I haven’t been in many relationships, in fact you could count them one hand, but I have been in love and I know what it feels like to have a person that you love with a big chunk of your heart disappear from your life in the blink of an eye or like a wave, slowly and inevitably.
I think it tears a little bit of your heart away when it happens. And when something, anything, reminds you of that person again, after the immediate surge of memory, comes a pain almost as bad as that first tear.
For me it is often the first bars of a song. Music transports me completely to a past memory or time and I can daydream about different scenarios and how they would play out if only I could go back in time. All the while being stroked by that song, those notes.

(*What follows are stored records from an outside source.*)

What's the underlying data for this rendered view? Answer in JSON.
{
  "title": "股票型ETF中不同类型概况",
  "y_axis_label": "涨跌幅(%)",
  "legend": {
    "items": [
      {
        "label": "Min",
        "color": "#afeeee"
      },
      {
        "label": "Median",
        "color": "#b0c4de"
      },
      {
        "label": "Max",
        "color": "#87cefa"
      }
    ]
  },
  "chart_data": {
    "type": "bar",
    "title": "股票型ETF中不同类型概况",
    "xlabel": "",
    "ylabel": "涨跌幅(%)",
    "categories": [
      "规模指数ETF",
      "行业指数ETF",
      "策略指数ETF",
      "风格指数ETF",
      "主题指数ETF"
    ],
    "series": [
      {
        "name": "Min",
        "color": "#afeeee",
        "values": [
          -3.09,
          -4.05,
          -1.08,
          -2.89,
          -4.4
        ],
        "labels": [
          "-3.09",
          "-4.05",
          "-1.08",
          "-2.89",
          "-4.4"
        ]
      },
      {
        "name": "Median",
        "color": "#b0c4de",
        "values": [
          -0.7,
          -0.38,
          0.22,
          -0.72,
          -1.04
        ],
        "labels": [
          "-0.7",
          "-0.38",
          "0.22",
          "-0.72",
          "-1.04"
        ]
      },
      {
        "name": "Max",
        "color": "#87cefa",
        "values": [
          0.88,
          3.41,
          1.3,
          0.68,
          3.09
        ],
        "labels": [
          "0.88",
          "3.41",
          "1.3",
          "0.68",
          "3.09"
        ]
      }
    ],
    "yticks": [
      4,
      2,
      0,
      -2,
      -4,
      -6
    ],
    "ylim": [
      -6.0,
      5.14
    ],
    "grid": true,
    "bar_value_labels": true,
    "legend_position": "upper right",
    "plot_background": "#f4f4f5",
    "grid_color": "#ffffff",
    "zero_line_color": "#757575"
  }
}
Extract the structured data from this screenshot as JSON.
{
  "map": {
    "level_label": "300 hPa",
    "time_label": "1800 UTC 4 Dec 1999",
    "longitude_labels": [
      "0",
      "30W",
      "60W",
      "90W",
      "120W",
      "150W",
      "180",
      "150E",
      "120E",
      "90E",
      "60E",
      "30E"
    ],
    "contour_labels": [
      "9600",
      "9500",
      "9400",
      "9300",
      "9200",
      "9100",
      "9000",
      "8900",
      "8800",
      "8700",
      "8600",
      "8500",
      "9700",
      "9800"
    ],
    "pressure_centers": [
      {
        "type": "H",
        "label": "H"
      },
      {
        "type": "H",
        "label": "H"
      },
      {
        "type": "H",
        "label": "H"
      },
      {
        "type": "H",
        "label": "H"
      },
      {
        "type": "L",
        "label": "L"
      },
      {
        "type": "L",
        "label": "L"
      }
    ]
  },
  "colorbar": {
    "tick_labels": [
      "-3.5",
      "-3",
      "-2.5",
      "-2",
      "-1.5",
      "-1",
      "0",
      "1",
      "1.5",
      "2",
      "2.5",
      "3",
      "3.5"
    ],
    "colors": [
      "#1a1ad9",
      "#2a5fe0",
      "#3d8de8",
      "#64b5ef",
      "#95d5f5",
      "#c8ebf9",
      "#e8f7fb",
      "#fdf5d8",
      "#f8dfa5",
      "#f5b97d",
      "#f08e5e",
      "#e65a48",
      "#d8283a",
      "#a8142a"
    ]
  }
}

Regret fills every one of my pores and my eyes fill up when I remember the gloriously sunny times I spent with that person and all of the time since then that I haven’t spent with them. What could I, what should I, have done differently? Was it me? What did I do? What should I have done? In reality it probably wasn't just down to me and our distance probably wasn't a direct result of something I did, alone. But reality is hard to locate when you are overcome by memory.
The hardest moment is when a memory comes to you and you have that need to share it with them and you realise you can’t. It takes a split second to realise this and, even though it is an obvious conclusion, it’s a shock. I have to restrain myself from contacting them, from running, screaming into their lives shouting about that time with the song and the place and the thing. I have to restrain myself because after the 1000th time of doing it, it would become a little too much.
In the words of Patrick Marber, ‘Time: tricky little fucker’; music, very tricky little fucker; love, even trickier I would say.